# Toyota Needs To Pull Its Own Weight



## GoVols (Oct 7, 2005)

Hey! Isn't that a CHEVROLET pulling that Toyota Racing trailer? Thought for sure they'd have that Tundra Tow Max thingy underneath that trailer. Guess they understood it was time to supersize! Or they need to change the tagline on the trailer to say, "We're here to race, but not to tow"!









(Apologies to you Toyota owners. Sorry, I couldn't help myself.







)


----------



## skippershe (May 22, 2006)

LOL!


----------



## wolfwood (Sep 19, 2005)




----------



## tdvffjohn (Mar 10, 2005)

LOL


----------



## Insomniak (Jul 7, 2006)

Eeeeekkkkk !!!


----------



## daves700 (Jun 12, 2006)

Ouch .... That could hurt some! LOL


----------



## Nathan (Jan 2, 2007)

Wait, you mean a 1 ton chevy can pull more than a 1/2 ton Toyota?!?!


----------



## tdvffjohn (Mar 10, 2005)

I just think is a darn good looking GMC


----------



## Highlander96 (Mar 1, 2005)

A picture is TRULY worth a thousand words!!!!!!!


----------



## ProEdge (Mar 8, 2007)

That trailer is Empty..


----------



## Bill H (Nov 25, 2006)

And who said the grass wasn't greener.......


----------



## smashinski (May 12, 2007)

ROFLMAO......................


----------



## Insomniak (Jul 7, 2006)

I just noticed the "race" vehicles that are on the side of the trailer.

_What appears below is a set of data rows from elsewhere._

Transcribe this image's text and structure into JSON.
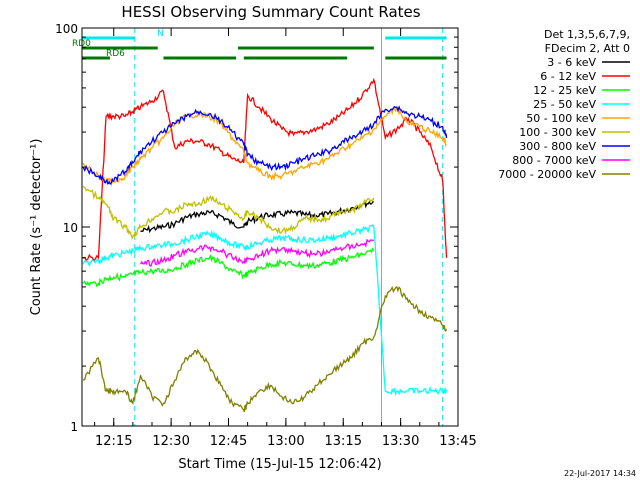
{
  "chart_data": {
    "type": "line",
    "title": "HESSI Observing Summary Count Rates",
    "xlabel": "Start Time (15-Jul-15 12:06:42)",
    "ylabel": "Count Rate (s⁻¹ detector⁻¹)",
    "y_scale": "log",
    "ylim": [
      1,
      100
    ],
    "xlim": [
      "12:06:42",
      "13:45"
    ],
    "x_ticks": [
      "12:15",
      "12:30",
      "12:45",
      "13:00",
      "13:15",
      "13:30",
      "13:45"
    ],
    "y_ticks": [
      "1",
      "10",
      "100"
    ],
    "footer_date": "22-Jul-2017 14:34",
    "legend": {
      "header1": "Det 1,3,5,6,7,9,",
      "header2": "FDecim 2, Att 0"
    },
    "flags": [
      {
        "label": "N",
        "color": "#00e5ee",
        "segments": [
          [
            "12:06:42",
            "12:20:30"
          ],
          [
            "13:26:00",
            "13:42:00"
          ]
        ]
      },
      {
        "label": "RD0",
        "color": "#007800",
        "segments": [
          [
            "12:06:42",
            "12:26:30"
          ],
          [
            "12:47:30",
            "13:23:00"
          ]
        ]
      },
      {
        "label": "RD6",
        "color": "#007800",
        "segments": [
          [
            "12:06:42",
            "12:14:00"
          ],
          [
            "12:28:00",
            "12:47:00"
          ],
          [
            "12:49:00",
            "13:16:00"
          ],
          [
            "13:26:00",
            "13:42:00"
          ]
        ]
      }
    ],
    "vlines": [
      {
        "t": "12:20:30",
        "style": "dashed",
        "color": "#00e5ee"
      },
      {
        "t": "13:41:00",
        "style": "dashed",
        "color": "#00e5ee"
      },
      {
        "t": "12:06:42",
        "style": "solid",
        "color": "#00e5ee"
      },
      {
        "t": "13:25:00",
        "style": "solid",
        "color": "#00e5ee"
      }
    ],
    "times": [
      "12:07",
      "12:11",
      "12:13",
      "12:15",
      "12:18",
      "12:20",
      "12:22",
      "12:25",
      "12:28",
      "12:31",
      "12:34",
      "12:37",
      "12:40",
      "12:43",
      "12:46",
      "12:49",
      "12:50",
      "12:53",
      "12:56",
      "12:59",
      "13:02",
      "13:05",
      "13:08",
      "13:11",
      "13:14",
      "13:17",
      "13:20",
      "13:23",
      "13:26",
      "13:29",
      "13:32",
      "13:35",
      "13:38",
      "13:41",
      "13:42"
    ],
    "series": [
      {
        "name": "3 - 6 keV",
        "color": "#000000",
        "values": [
          null,
          null,
          null,
          null,
          null,
          null,
          9.5,
          9.8,
          10.0,
          10.4,
          11.2,
          11.6,
          11.8,
          11.4,
          10.4,
          10.0,
          10.6,
          11.2,
          11.5,
          11.6,
          11.8,
          11.5,
          11.4,
          11.6,
          12.0,
          12.4,
          13.0,
          13.4,
          null,
          null,
          null,
          null,
          null,
          null,
          null
        ]
      },
      {
        "name": "6 - 12 keV",
        "color": "#ff0000",
        "values": [
          7.0,
          7.0,
          36,
          36,
          36,
          38,
          40,
          43,
          48,
          25,
          27,
          27,
          26,
          24,
          22,
          21,
          46,
          40,
          35,
          31,
          29,
          30,
          31,
          33,
          36,
          40,
          46,
          55,
          28,
          31,
          35,
          30,
          25,
          17,
          7
        ]
      },
      {
        "name": "12 - 25 keV",
        "color": "#00ff00",
        "values": [
          5.2,
          5.2,
          5.5,
          5.6,
          5.6,
          5.8,
          5.9,
          6.0,
          6.0,
          6.2,
          6.5,
          6.8,
          7.0,
          6.6,
          6.0,
          5.7,
          5.8,
          6.2,
          6.5,
          6.6,
          6.5,
          6.4,
          6.4,
          6.6,
          6.8,
          7.0,
          7.3,
          7.6,
          null,
          null,
          null,
          null,
          null,
          null,
          null
        ]
      },
      {
        "name": "25 - 50 keV",
        "color": "#00ffff",
        "values": [
          6.5,
          6.8,
          7.0,
          7.2,
          7.4,
          7.6,
          7.8,
          8.0,
          8.1,
          8.3,
          8.6,
          9.0,
          9.2,
          8.8,
          8.2,
          7.9,
          8.0,
          8.3,
          8.6,
          8.8,
          8.7,
          8.6,
          8.6,
          8.8,
          9.0,
          9.3,
          9.6,
          10.0,
          1.5,
          1.5,
          1.5,
          1.5,
          1.5,
          1.5,
          1.5
        ]
      },
      {
        "name": "50 - 100 keV",
        "color": "#ffa500",
        "values": [
          21,
          18,
          17,
          17,
          18,
          20,
          22,
          25,
          28,
          33,
          36,
          37,
          36,
          33,
          28,
          24,
          21,
          19,
          18,
          18,
          19,
          20,
          21,
          22,
          24,
          26,
          28,
          31,
          36,
          40,
          33,
          32,
          30,
          28,
          26
        ]
      },
      {
        "name": "100 - 300 keV",
        "color": "#c0c000",
        "values": [
          16,
          14,
          13,
          11,
          10,
          9,
          10,
          11,
          12,
          12,
          13,
          13,
          14,
          13,
          12,
          11,
          12,
          11,
          10,
          9.5,
          10,
          11,
          11,
          11,
          12,
          12,
          13,
          14,
          null,
          null,
          null,
          null,
          null,
          null,
          null
        ]
      },
      {
        "name": "300 - 800 keV",
        "color": "#0000ff",
        "values": [
          20,
          18,
          17,
          17,
          19,
          21,
          24,
          27,
          30,
          33,
          36,
          38,
          37,
          34,
          30,
          26,
          23,
          21,
          20,
          20,
          21,
          22,
          23,
          24,
          26,
          28,
          30,
          33,
          39,
          40,
          37,
          36,
          34,
          32,
          28
        ]
      },
      {
        "name": "800 - 7000 keV",
        "color": "#ff00ff",
        "values": [
          null,
          null,
          null,
          null,
          null,
          null,
          6.5,
          6.6,
          6.8,
          7.2,
          7.5,
          7.8,
          7.9,
          7.6,
          7.0,
          6.7,
          6.9,
          7.2,
          7.6,
          7.8,
          7.6,
          7.4,
          7.3,
          7.5,
          7.8,
          8.0,
          8.2,
          8.6,
          null,
          null,
          null,
          null,
          null,
          null,
          null
        ]
      },
      {
        "name": "7000 - 20000 keV",
        "color": "#808000",
        "values": [
          1.7,
          2.2,
          1.5,
          1.5,
          1.5,
          1.3,
          1.8,
          1.4,
          1.3,
          1.7,
          2.2,
          2.4,
          2.0,
          1.6,
          1.3,
          1.2,
          1.3,
          1.5,
          1.6,
          1.4,
          1.3,
          1.4,
          1.6,
          1.8,
          2.0,
          2.2,
          2.6,
          2.8,
          4.5,
          5.0,
          4.2,
          3.8,
          3.5,
          3.2,
          3.0
        ]
      }
    ]
  }
}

Course, this just goes to show that Toyota is sensible and would never overload their 1/2 ton truck, or exceed the GVWR of the mighty Tundra. That would provoke even harsher comments from the 3/4 and one ton crowd.


----------



## Sayonara (Jul 23, 2007)

their cars cant even pull their own weight on the track....


----------



## NJMikeC (Mar 29, 2006)

Heck if we keep on beating on the Tundra owners then they might just develop as thick of skin as the rest of us.


----------



## ALASKA PFLOCK (Jun 24, 2007)

GoVols said:


> Hey! Isn't that a CHEVROLET pulling that Toyota Racing trailer? Thought for sure they'd have that Tundra Tow Max thingy underneath that trailer. Guess they understood it was time to supersize! Or they need to change the tagline on the trailer to say, "We're here to race, but not to tow"!
> 
> 
> 
> ...


GoVols- Funny!!! I thought about getting a new Tundra, but I think I'll stick with my Suburban. Anyone know if Chevy is coming out with a Diesel Suburban soon?


----------



## renegade21rs (Oct 8, 2006)

ProEdge said:


> That trailer is Empty..


Sure it is.


----------



## NJMikeC (Mar 29, 2006)

[/quote]

GoVols- Funny!!! I thought about getting a new Tundra, but I think I'll stick with my Suburban. Anyone know if Chevy is coming out with a Diesel Suburban soon?








[/quote]

This has been discussed at lenght. General consensus is will you have enough money to buy it?


----------



## Nathan (Jan 2, 2007)

ProEdge said:


> That trailer is Empty..


So you're saying that the toy couldn't even pull an EMPTY trailer?!?!


----------



## rms0726ea (Aug 9, 2006)

Just got in & read the post for the first time - good one....


----------



## rms0726ea (Aug 9, 2006)

All the new truck commercials kill me. Trucks pulling huge loads, 1st in class this and that BS, best in class this and that BS, pulling container loads hanging over the grand canyon. What happened to truth in advertising? It's almost getting as bad as the damn diet pill commercilals....


----------



## Pakeboy2 (Aug 13, 2005)

We're really surprised also...the TMax should be towing it...GO CHEVY!!!


----------